Professor Krugman received the 2008 Nobel Prize for Economics for this work on international trade and economic geography and is a distinguished scholar at the Graduate Centre of the City University of New York as well as a frequent New York Times columnist.
In general, as per the Australian Bureau of Statistics (ABS), “the digital activity gross value added grew by 7.5% per annum – right around five times larger than current national Gross Domestic Product (GDP) growth.”
We Australians spent around $34.27 billion in online retail sales in the 12 months to April 2020, about 10% of Australia’s total retail trade estimate that year. This number is increasing at roughly around 10% per year, and online trade usually being 4-5 times higher than standard retail.

Based on these numbers, a quarter or a more significant amount of retail could be online inside ten years. In April 2020, the Online Shopping Industry Index rose to 58.5% compared with April 2019. It is a big hop from 19.3% and 28.6% (in February and March 2020). This move is because of buyers progressively moving shopping activity online as they adapt to the pandemic limitations.

The CEO of Barclays said, “The notion of putting 7000 people in a building may be a thing of the past.”

GDP Effects due to these Advancements:

It should be noticed that the financial benefits of digital technologies to productivity and GDP only provide one perspective on how these advances have improved living standards across the Australian population. There is additionally a scope of other types of welfare gain, like, better access to and quality of health care and education services, as well as non-monetary benefits.

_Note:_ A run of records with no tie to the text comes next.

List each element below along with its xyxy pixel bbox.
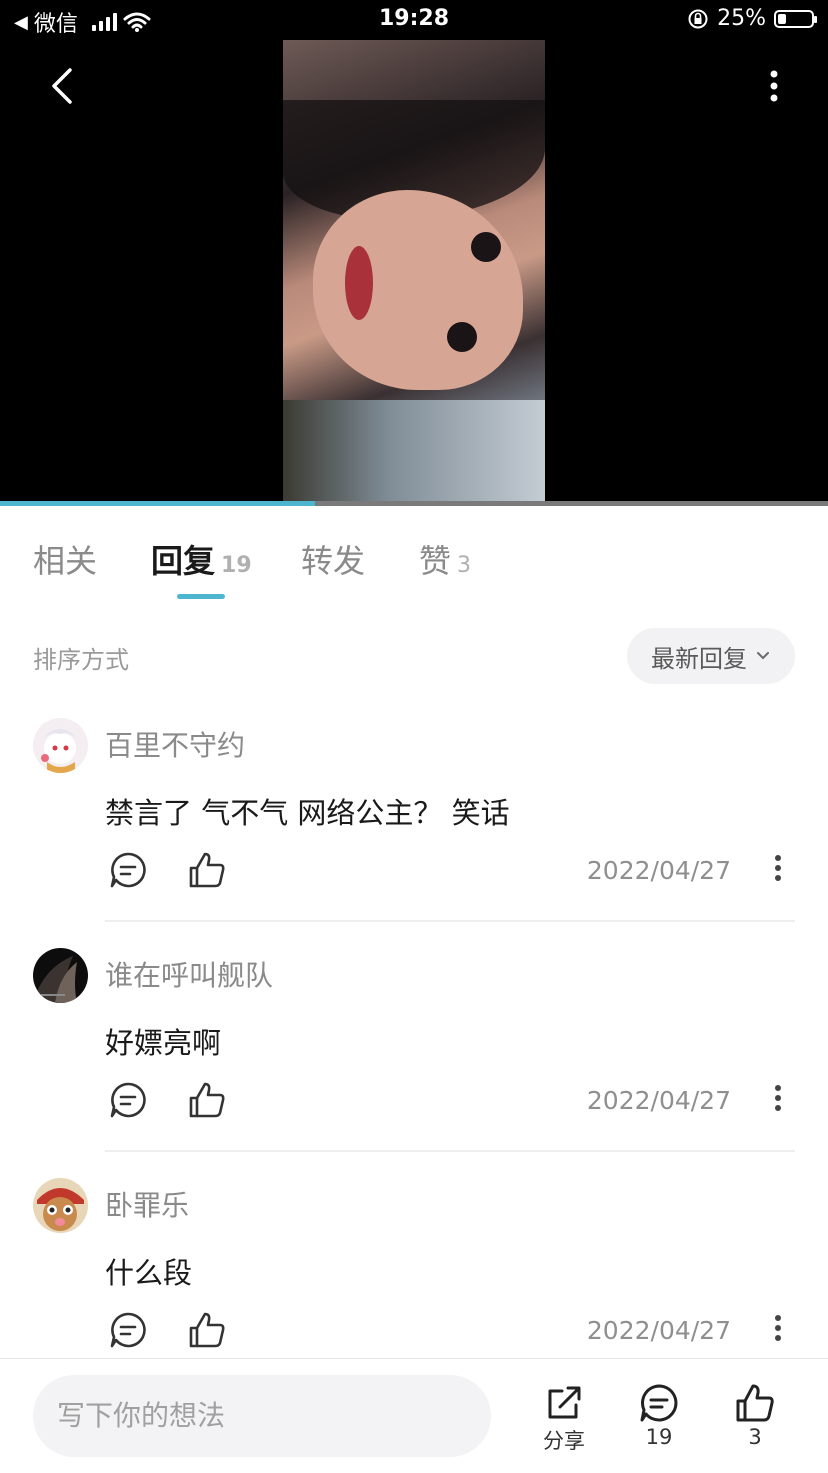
comment-more-button[interactable] [772,1082,784,1114]
comment-text: 什么段 [105,1256,193,1290]
tab-likes[interactable]: 赞3 [419,536,471,582]
video-image-part [471,232,501,262]
tab-label: 赞 [419,542,452,580]
video-progress-bar[interactable] [0,501,828,506]
sort-row: 排序方式 最新回复 [0,628,828,684]
status-right: 25% [687,6,817,31]
comment-username[interactable]: 卧罪乐 [105,1184,189,1224]
battery-percent: 25% [717,6,766,31]
reply-icon [110,852,146,888]
more-options-button[interactable] [764,68,784,104]
like-button[interactable] [187,1310,227,1350]
back-icon [52,68,72,104]
like-count-button[interactable]: 3 [723,1383,787,1449]
comment-username[interactable]: 百里不守约 [105,724,245,764]
bottom-bar: 写下你的想法 分享 19 3 [0,1358,828,1473]
reply-count-button[interactable]: 19 [627,1383,691,1449]
video-image-part [447,322,477,352]
more-vertical-icon [775,1315,781,1341]
video-image-part [345,246,373,320]
avatar-image [33,718,88,773]
share-icon [548,1386,581,1419]
tab-replies[interactable]: 回复 19 [151,536,252,582]
comment-username[interactable]: 谁在呼叫舰队 [105,954,273,994]
status-bar: ◀ 微信 19:28 25% [0,0,828,40]
reply-count: 19 [645,1425,673,1449]
comment-more-button[interactable] [772,852,784,884]
tab-count: 19 [221,553,252,578]
tab-bar: 相关 回复 19 转发 赞3 [0,520,828,600]
comment-text: 禁言了 气不气 网络公主？ 笑话 [105,796,510,830]
more-vertical-icon [775,1085,781,1111]
like-icon [189,1312,225,1348]
more-vertical-icon [775,855,781,881]
video-frame[interactable] [283,40,545,502]
reply-button[interactable] [108,850,148,890]
back-button[interactable] [40,62,84,110]
tab-label: 回复 [151,542,216,580]
comment-date: 2022/04/27 [586,1086,731,1115]
rotation-lock-icon [688,9,708,28]
comment-text: 好嫖亮啊 [105,1026,222,1060]
like-icon [189,852,225,888]
sort-label: 排序方式 [33,646,129,674]
share-label: 分享 [543,1429,585,1453]
divider [105,920,795,922]
comment-date: 2022/04/27 [586,1316,731,1345]
avatar-image [33,1178,88,1233]
reply-icon [110,1312,146,1348]
tab-reposts[interactable]: 转发 [301,536,365,582]
comment-date: 2022/04/27 [586,856,731,885]
tab-label: 相关 [33,542,98,580]
reply-icon [640,1384,678,1422]
share-button[interactable]: 分享 [532,1383,596,1455]
chevron-down-icon [757,652,769,660]
battery-icon [774,9,817,28]
comment-item[interactable]: 谁在呼叫舰队 好嫖亮啊 2022/04/27 [0,948,828,1178]
battery-fill [778,13,786,24]
reply-button[interactable] [108,1080,148,1120]
video-image-part [283,400,545,502]
tab-related[interactable]: 相关 [33,536,97,582]
comment-item[interactable]: 百里不守约 禁言了 气不气 网络公主？ 笑话 2022/04/27 [0,718,828,948]
comment-more-button[interactable] [772,1312,784,1344]
sort-current: 最新回复 [651,644,747,673]
video-progress-fill [0,501,315,506]
divider [105,1150,795,1152]
like-count: 3 [748,1425,762,1449]
more-vertical-icon [770,70,778,102]
video-player[interactable]: ◀ 微信 19:28 25% [0,0,828,506]
like-icon [189,1082,225,1118]
active-tab-indicator [177,594,225,599]
tab-label: 转发 [301,542,366,580]
tab-count: 3 [457,553,472,578]
reply-icon [110,1082,146,1118]
avatar[interactable] [33,1178,88,1233]
avatar-image [33,948,88,1003]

The Chief Information Officer of the Reserve Bank of Australia (RBA), Gayan Benedict mentioned that “Our New Payments Platform, the Bank-managed Fast Settlement Service that underpins it, is integrated in real-time across the nation’s banking sector. Similarly, our new core banking platform is plumbed via cloud-based API services into our Government customers to enable real-time payments into citizen’s accounts. The Bank’s policy areas have developed new data platforms that consume massive data sets from across the industry to assess credit risk and maintain stability across our markets.”
Minister for Industry, Science and Technology Karen Andrews, identifies where Australia’s efforts should be focused in the years ahead to amplify the digital economy. She quoted, “We need to maximize opportunities from digital technology across Australia, and this report identifies key areas to focus on,”
“Those four areas are people, services, digital assets, and the enabling environment, each of which is accompanied by opportunities and areas for further improvement," she added.

Talking about the enabling environment, we have smart city concepts working effectively.

As of late, smart city digital solutions have given new opportunities to oversee congestion and improve liveability for residents. Smart cities are urban zones that incorporate ICT and internet-enabled gadgets to gather information and use it to optimize operations and services. These technologies offer the possibility to decrease congestion by improving the time needed to go between destination, increasing the safety of transport and reducing traffic incidents, and minimizing environmental impacts.

Final Thought:

By i-Pay team’s assessments, digital activity, considered on its terms as GDP, as of now contributes, straightforwardly and by implication, around $426 billion to the Australian economy. Also, a digital activity considered on its terms is liable for some 2.3 million jobs and generates some $1 trillion in gross economic output from the Australian economy.

These figures and trends will lead to increased volume, increased complexity, increased consumer expectations, frictionless regulation, and more incredible speed, connectedness, and interdependence.